Survivorship bias in the universe
The CSI 300 constituent list used here is the current index membership applied across the full 2018–2025 window, not a point-in-time reconstruction of the index on each rebalance. Stocks that were delisted, demoted, or removed during the window are absent; stocks added late get their full price history backfilled. This is a standard form of survivorship bias and it biases IC estimates upward in the long-only direction. The same caveat applies even more strongly to any cross-zoo comparison against a US universe constructed the same way — for example, a SP 500 run using today's constituent list will overstate alive counts relative to a true point-in-time universe, and a 0% alive count there should be read as "decay plus survivorship cancelled out the signal", not as a clean failure of the alpha family. Point-in-time index membership is a planned upgrade.
No regime conditioning
We average IC over the full 2018–2025 window. Many of these alphas are almost certainly regime-dependent — they work in trending markets but fail in choppy markets, or vice versa. A follow-up post will slice the survival counts by regime (bull / bear / sideways, as defined by 20-day index momentum) but the aggregate numbers in this post are regime-averaged. A regime-aware deployment might keep half the dead alphas as conditional signals.
Reproduce it yourself
The whole bench is one CLI command on top of an open-source install. The full source is on
GitHub under the HKUDS organisation; the package is on PyPI as
vibe-trading-ai.
pip install vibe-trading-ai
export TUSHARE_TOKEN=your_token_here
vibe-trading alpha bench --zoo gtja191 \
--universe csi300 \
--period 2020-2025 \
--top 20
You get back an HTML report saved to ~/.vibe-trading/reports/ with per-alpha IC,
IR, decay curve, and a sortable top-N table. The same command works against
--zoo alpha101 (Kakushadze 101 Formulaic Alphas, paper-faithful rewrite of the 2015
arXiv preprint) and --zoo qlib158 (the Microsoft Qlib feature library, used under
Apache-2.0 with attribution). Cross-zoo comparison runs via alpha compare.

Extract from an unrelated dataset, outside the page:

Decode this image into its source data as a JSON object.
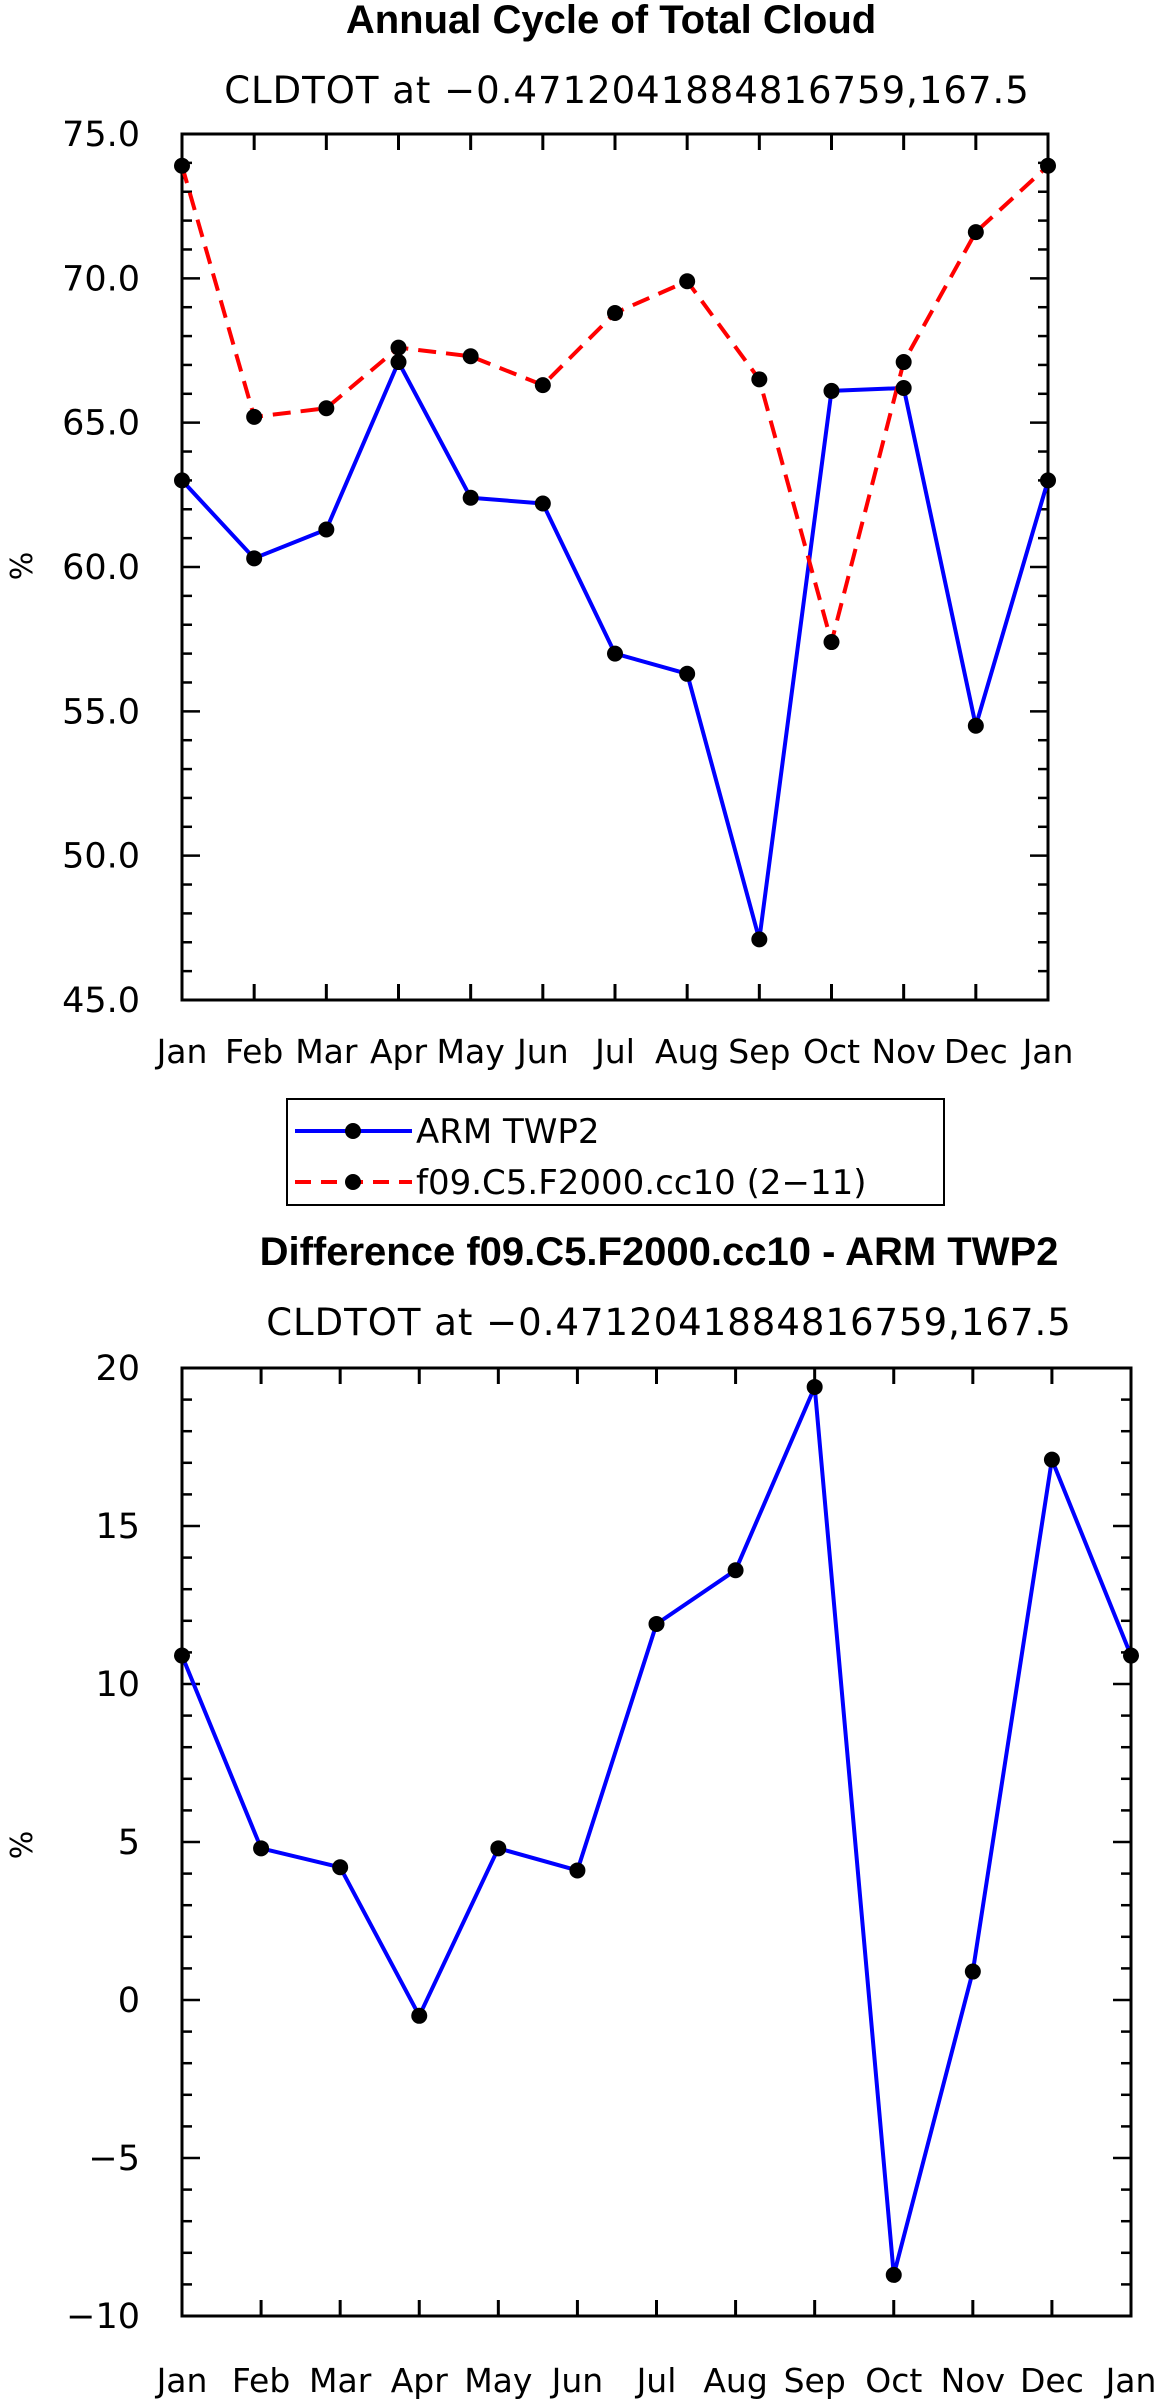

If you find an alpha whose survival classification surprises you — especially a survivor we did not flag in the top-5 or a famously-dead one we kept in the alive bucket — please open an issue with the alpha id and your reasoning. Community pull requests adding new zoos, new universes (CSI 1000, NASDAQ 100, crypto majors) or new validation tooling are welcome under the CONTRIBUTING.md DCO process.
Source citation: Guotai Junan Securities, "191 个短周期交易型 alpha 因子"
(191 Short-Period Transactional Alpha Factors), 2014. Re-implementation
agent/src/factors/zoo/gtja191/ uses only the formula content from the report; the
report's narrative prose, in-sample tables and figures are not reproduced. See the directory's
LICENSE.md for the full provenance note.